Tammy Duncan lives in Cascade in a single-wide trailer with her two daughters where repairs are one step forward, three steps back.

"I just got a lot of work that needs to be done to it, like the floors and stuff like that. My windows are messed up. I have some mold issues. Like, every time I try to fix something, there are 20 other things that need to be fixed," Duncan said.

This isn't unusual for Pittsylvania residents facing financial issues, explained Kim Baldridge, the executive director for Danville Pittsylvania County Habitat for Humanity.

"Most of these families spend over 30% of their income on housing and utilities. So that's nothing left for, you know, quality food or going to the doctor and taking care of their health," Baldridge said.

Duncan couldn't keep up with the repairs and build savings simultaneously, so she applied to Habitat for Humanity in Danville after speaking with a friend and began the application process.

"They contacted me on April the 20th to let me know that I was one of the families chosen to be in the  Habitat community that they're getting ready to build … I felt like I had won the lottery. It was very, very, very, very exciting. I felt very good, and I thanked God above," Duncan said.

Duncan and her family will be joining three other families on land that was donated by St. Luke's United Methodist Church. Habitat Village North will be on Seminole Drive in Danville. Currently, it is woodland, rocks and concrete, but Baldridge and her team at Habitat can already see the difference it will make.

Four lots have already begun to be built. Habitat hired local contractors and built a foundation. They used Joey Alderson Construction and Brookman Masonry to build the foundation and the foundation walls.

"We did hire out, we do a contract out a lot of times for our footing and foundation work because sometimes volunteers, you know, might not want to do that and notthat many people want to lay block," Baldridge said.

This is only the beginning.

"Once we get down into phase two, we have to build the road off of Springfield, so that it'll be another 23 homes there," Baldridge said.

Families and individuals in need of decent, affordable housing apply for homeownership with their local Habitat for Humanity, according to its website.

Currently, each local Habitat family selection committee selects homeowners based on the applicant's level of need, the willingness to partner with Habitat and ability to repay a mortgage through an affordable payment plan.

"We have an area median income of like $37,000. Not a lot of people, you know, make that.
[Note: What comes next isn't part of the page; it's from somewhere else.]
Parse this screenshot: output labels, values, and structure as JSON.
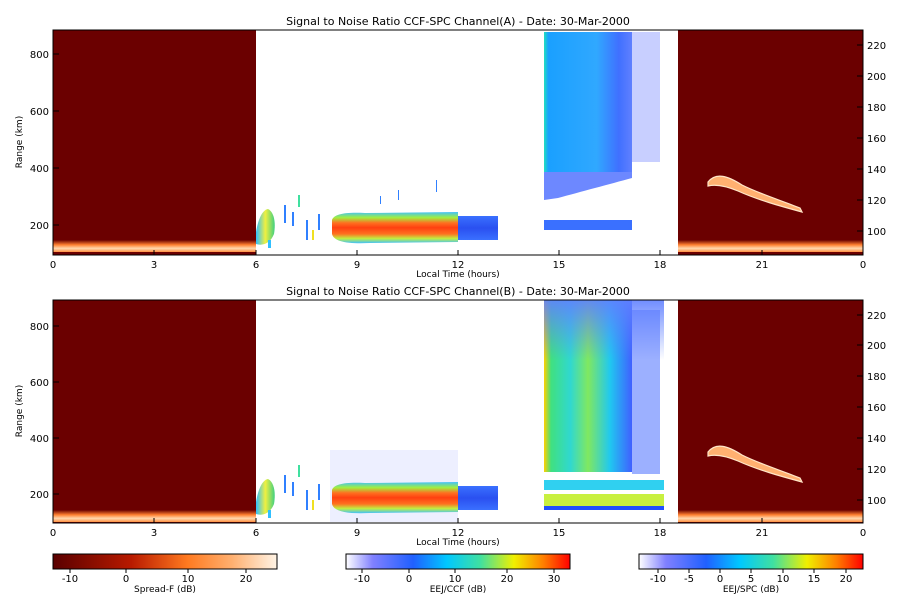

So with these families that we serve, Habitat for Humanity families, we don't give these homes away. They have to meet qualifications. They have to have the ability to pay a 30-year mortgage, but it's zero interest, which is what makes it affordable for them," Baldridge said.

As part of their willingness to partner, Habitat's homebuyers invest hundreds of hours of their labor, called “sweat equity,” working alongside volunteers and other Habitat homeowners. Each homeowner will help build the houses they will live in and assist neighbors in creating their own homes.

"I've got to do some volunteer work to help; I've got to take some finance and budgeting classes. I try to help; I am ready to volunteer and get our houses built for other families because this is going to be our little community in which we're all going to live," Duncan said.

The houses being built are known as “shotgun houses.” They will accommodate each of the homeowners' needs and necessities. For example, one resident is on oxygen 24/7 and will need special arrangements to for the equipment; another resident who is wheelchair-bound needs a fully handicap-accessible home. Able-bodied residents like Duncan will need bedroom space for their families.

"What we do is we build these houses by the families' need," Baldridge said.

The budgets for each house range from $115,000 to $125,000, and funding came by anonymous donors, The West Piedmont Planning District Commission, St. Luke’s The Community Foundation of the Dan River Region, Delorean Power and the PRA Group for the first four houses.

"So when you think of a house, it's just not a foundation, you know, it's just not the house, the structure. You're helping that family those necessities that all of us need. So that's what the mission is: building homes and communities and hope," said Baldridge.

The plan is to have four houses built by June 2023 before starting on the rest of the neighborhood. Duncan is already planning how she wants her home decorated..

"In my bathroom, I want to do it like in sunflowers wallpaper, something bright. And I just want to make sure that I have plenty of pictures of my family to be able to hang on the wall," Duncan said. "I'm just so excited about being able to live in a nice community. Hopefully, the kids will be able to make new friends and be able to bring their friends around and not be embarrassed about their living situation."